Third quarter 2022 results included divestiture-related impacts of $519 million in earnings before taxes ($256 million after-tax), recorded in Legacy Franchises, which primarily consisted of (i) a $616 million gain on sale of the Philippines consumer business, recorded in Other revenue and (ii) $107 million of aggregate divestiture-related costs primarily related to the gross receipt tax against the Philippines consumer business sale and severance costs in Asia exit markets, recorded in Operating expenses; (iii) a $12 million benefit of divestiture-related credit costs; and (iv) related taxes of $263 million.
Results of operations excluding these divestiture-related impacts are non-GAAP financial measures. For a reconciliation to reported results, please refer to Appendix B.
(6) Credit derivatives are used to economically hedge a portion of the Corporate Lending portfolio that includes both accrual loans and loans at fair value. Gain / (loss) on loan hedges includes the mark-to-market on the credit derivatives and the mark-to-market on the loans in the portfolio that are at fair value. In the third quarter 2023, gain / (loss) on loan hedges included $(47) million related to Corporate Lending, compared to $(56) million in the prior-year period. The fixed premium costs of these hedges are netted against the Corporate Lending revenues to reflect the cost of credit protection. Citigroup’s results of operations excluding the impact of gain / (loss) on loan hedges are non-GAAP financial measures.

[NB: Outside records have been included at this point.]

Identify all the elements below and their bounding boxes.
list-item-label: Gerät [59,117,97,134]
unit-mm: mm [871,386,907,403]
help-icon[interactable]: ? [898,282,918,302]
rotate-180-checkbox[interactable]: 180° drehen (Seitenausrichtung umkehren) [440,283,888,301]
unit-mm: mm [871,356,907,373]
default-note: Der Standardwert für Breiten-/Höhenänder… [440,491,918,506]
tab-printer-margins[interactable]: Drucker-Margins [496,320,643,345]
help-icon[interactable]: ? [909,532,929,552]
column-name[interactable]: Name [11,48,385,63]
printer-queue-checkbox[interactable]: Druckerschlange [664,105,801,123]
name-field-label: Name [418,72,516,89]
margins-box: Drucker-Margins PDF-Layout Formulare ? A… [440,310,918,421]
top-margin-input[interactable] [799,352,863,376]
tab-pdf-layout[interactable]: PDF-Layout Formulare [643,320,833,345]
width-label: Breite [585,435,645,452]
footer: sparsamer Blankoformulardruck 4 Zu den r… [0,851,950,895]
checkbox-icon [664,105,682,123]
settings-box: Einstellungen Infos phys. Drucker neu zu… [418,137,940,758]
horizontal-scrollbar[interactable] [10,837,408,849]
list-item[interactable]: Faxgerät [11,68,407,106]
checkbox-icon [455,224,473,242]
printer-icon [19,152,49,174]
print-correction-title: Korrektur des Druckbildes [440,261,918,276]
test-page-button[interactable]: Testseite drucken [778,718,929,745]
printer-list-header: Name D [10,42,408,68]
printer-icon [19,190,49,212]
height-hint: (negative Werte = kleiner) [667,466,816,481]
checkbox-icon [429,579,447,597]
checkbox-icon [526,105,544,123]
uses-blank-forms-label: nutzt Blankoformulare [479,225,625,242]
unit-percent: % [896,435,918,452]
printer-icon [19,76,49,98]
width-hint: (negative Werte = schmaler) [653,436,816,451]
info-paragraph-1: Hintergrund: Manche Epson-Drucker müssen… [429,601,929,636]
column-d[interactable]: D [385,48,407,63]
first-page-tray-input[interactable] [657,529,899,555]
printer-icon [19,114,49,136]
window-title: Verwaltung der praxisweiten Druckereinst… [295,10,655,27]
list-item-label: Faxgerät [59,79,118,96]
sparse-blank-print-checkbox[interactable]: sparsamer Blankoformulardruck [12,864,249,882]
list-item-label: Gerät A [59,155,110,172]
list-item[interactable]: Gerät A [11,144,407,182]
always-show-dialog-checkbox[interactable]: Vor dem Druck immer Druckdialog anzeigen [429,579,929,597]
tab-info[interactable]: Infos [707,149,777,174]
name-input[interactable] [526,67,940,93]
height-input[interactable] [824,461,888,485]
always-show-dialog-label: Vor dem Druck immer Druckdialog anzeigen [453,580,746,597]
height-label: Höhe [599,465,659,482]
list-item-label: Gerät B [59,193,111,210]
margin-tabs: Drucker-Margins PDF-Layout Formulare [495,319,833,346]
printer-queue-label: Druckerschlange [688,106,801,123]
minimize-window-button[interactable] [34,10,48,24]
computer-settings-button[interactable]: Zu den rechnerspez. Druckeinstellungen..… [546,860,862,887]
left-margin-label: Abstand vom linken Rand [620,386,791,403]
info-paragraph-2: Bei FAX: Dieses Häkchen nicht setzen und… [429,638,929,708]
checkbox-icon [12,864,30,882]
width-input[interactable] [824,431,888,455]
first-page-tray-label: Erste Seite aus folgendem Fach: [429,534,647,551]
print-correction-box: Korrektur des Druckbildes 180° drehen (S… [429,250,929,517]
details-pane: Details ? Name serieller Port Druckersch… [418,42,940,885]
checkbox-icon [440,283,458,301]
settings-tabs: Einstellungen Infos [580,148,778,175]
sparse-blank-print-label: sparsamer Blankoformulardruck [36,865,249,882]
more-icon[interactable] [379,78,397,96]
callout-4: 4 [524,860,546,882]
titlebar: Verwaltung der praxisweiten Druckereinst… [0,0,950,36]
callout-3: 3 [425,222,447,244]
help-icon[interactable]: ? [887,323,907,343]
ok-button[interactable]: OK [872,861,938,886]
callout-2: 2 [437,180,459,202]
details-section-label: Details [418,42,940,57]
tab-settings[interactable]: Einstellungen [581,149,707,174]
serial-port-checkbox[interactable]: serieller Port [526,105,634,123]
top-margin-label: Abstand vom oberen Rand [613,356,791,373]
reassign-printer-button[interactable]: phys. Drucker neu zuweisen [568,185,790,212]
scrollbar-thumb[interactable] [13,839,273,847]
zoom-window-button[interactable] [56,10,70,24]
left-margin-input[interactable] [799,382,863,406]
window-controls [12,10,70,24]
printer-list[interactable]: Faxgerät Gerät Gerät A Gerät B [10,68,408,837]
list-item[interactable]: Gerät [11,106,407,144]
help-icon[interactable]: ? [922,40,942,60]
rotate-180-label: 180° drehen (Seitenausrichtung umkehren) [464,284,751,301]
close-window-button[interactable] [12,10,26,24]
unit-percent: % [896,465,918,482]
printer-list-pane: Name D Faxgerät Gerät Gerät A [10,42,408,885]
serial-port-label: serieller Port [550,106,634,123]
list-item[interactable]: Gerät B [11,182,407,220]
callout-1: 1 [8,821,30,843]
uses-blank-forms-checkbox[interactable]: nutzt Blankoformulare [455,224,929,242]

For a reconciliation to reported results, please refer to Appendices F and G.
(7) Investment Banking revenues excluding marks represents reported Investment Banking revenues in each period, excluding the impact of realized and unrealized losses primarily related to loan commitments. Citigroup’s results of operations excluding the marks are non-GAAP financial measures. For a reconciliation to reported results, please refer to Appendix H.